A new Chronicle Intelligence report, “The Recession-Proof College: How to Weather the Coming Economic Storm,” by Alexander C. Kafka, explores both the difficult choices and potential options college leaders will face in the likely turbulence ahead – and what they need to do now to prepare. The following excerpt highlights the urgency of transformational leadership today. To purchase the full report and other Chronicle Intelligence products, go to Chronicle.com/Browse.
Colleges have benefited from a bull market for almost 11 years, the longest in American history. Many endowments have reaped robust returns from a strong stock market, and donations to higher education have soared. But bull markets do eventually end, whether that takes the form of a slowdown, a brief downturn, or — most likely — a full recession.
Higher education should brace itself for what boxers call the old one-two. First will come a left-hand jab from a downturn and potential recession that will further limit who can afford college in a market that is already pushing against the limits of both sticker-price tuition and deep discount rates. That will be followed by a hard right cross from an enrollment drop around 2025 that won’t bottom out until 2031.
Institutions that have a strategy and are steady on their feet will come out all right — maybe even leaner and stronger in some respects.

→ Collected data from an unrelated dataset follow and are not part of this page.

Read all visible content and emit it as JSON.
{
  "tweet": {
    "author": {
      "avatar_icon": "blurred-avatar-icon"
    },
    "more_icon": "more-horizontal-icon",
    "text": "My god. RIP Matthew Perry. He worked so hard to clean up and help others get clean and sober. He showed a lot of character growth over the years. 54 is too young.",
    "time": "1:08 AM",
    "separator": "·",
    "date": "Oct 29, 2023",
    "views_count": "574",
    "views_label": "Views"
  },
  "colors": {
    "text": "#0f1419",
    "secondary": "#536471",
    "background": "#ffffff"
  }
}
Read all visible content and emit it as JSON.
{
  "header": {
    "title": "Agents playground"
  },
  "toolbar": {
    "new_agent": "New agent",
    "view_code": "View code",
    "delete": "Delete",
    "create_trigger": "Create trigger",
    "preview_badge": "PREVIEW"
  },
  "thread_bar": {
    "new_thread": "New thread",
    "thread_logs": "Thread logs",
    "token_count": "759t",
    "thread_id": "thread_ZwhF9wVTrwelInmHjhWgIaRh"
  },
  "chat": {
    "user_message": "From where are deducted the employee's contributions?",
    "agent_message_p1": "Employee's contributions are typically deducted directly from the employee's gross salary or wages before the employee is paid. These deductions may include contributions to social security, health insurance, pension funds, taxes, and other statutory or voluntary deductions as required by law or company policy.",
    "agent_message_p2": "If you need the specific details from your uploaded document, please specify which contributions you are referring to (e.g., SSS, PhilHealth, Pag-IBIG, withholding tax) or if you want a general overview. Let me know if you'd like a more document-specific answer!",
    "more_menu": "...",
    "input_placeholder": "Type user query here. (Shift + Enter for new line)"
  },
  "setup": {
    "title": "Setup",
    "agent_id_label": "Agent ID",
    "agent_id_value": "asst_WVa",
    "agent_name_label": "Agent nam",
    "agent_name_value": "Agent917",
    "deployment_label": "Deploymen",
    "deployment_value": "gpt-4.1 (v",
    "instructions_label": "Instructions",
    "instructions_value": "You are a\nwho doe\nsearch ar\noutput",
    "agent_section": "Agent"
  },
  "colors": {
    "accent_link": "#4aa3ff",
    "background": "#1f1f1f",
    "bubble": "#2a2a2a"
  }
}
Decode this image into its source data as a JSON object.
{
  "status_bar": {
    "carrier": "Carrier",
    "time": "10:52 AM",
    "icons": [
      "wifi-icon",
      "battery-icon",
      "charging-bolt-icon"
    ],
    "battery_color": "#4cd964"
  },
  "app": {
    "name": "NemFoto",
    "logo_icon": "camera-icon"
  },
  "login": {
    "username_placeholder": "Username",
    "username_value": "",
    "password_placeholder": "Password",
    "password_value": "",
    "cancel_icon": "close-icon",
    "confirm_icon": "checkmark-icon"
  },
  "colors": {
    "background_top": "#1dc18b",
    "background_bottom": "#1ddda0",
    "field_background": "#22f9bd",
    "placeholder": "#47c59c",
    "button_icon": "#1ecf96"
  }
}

Those that carry on with business as usual, or who are lulled by a possible countercyclical enrollment bump from the economic downturn, could find themselves lying on the canvas and wondering what hit them.
Higher education should brace itself for what boxers call the old one-two.
Which kind of institution is yours?
Although no one knows how long or how severe it will be, economists say a recession — sometimes defined as at least two consecutive quarters of economic decline — will probably occur before mid-2021. One analyst predicts that when it does, the Dow could tumble 35 percent.
As painful as that will be, it will also be colleges’ last, best chance to get their houses in order before the full impact of the subsequent enrollment drop. If they haven’t been doing so already, college leaders should intensify their efforts to retain students and steer them toward completion. They should gauge the resilience of their institutions by testing various financial scenarios. That work should also be accompanied by some constructive dreaming as institutions forge new student-recruitment strategies, refine their missions, and think hard about what higher education can be and their roles within it.
Put plainly, an economic downturn should compel colleges to do the kind of institutional soul-searching they should be doing anyway.
“Most universities never make tough choices to become efficient or to set real priorities,” says Lawrence H. Summers, a president emeritus of Harvard University, former secretary of the U.S. Treasury, and now a professor at Harvard. “Recessions can be salutary if they stop the inertia.”
Despite many areas of recovery — the stock market and employment chief among them — many colleges haven’t fully recuperated from the financial damage brought about by the Great Recession of 2007-9. What’s more, structural change from that financial disruption will make it harder for colleges to use the same strategies that helped them earlier.
“The fallout from the Great Recession, coupled with more or less flat net-tuition revenue since, means that most institutions have had plenty of opportunity to confront difficult trade-offs,” says Nathan D. Grawe, the professor of economics at Carleton College who wrote the influential 2018 book Demographics and the Demand for Higher Education (Johns Hopkins University Press).
In it, he explains that declining birth rates will lead to a 15-percent drop in the number of college-age students, and colleges across the country will experience that decline unevenly. Enrollment erosion is already being felt, particularly among small private, regional public, and two-year public colleges in the Midwest, the Northeast, the mid-Atlantic, and parts of the South.
Those segments of the market are experiencing “a dress rehearsal” for the mid-decade shake-up to come, says Brian C. Mitchell, president of the consultancy Academic Innovators and a former president of Bucknell University and Washington & Jefferson College. A recession will exacerbate that, and for colleges heavily dependent on tuition revenue, he says, “you’ve got a problem, and a serious one.”
A recession will lead to difficult choices, but it will also offer opportunities for transformational leadership. Your college doesn’t have to be defined by any one thing, says Mitchell, “but you have to have something to sell” — if not acclaim in particular fields, then maybe it’s your setting, your alumni network, or some cultural intangibles. If you don’t, consider what changes or alliances will make you distinctive.
The challenges are daunting. But if you’ve been waiting to share your bold institutional vision, this is your moment.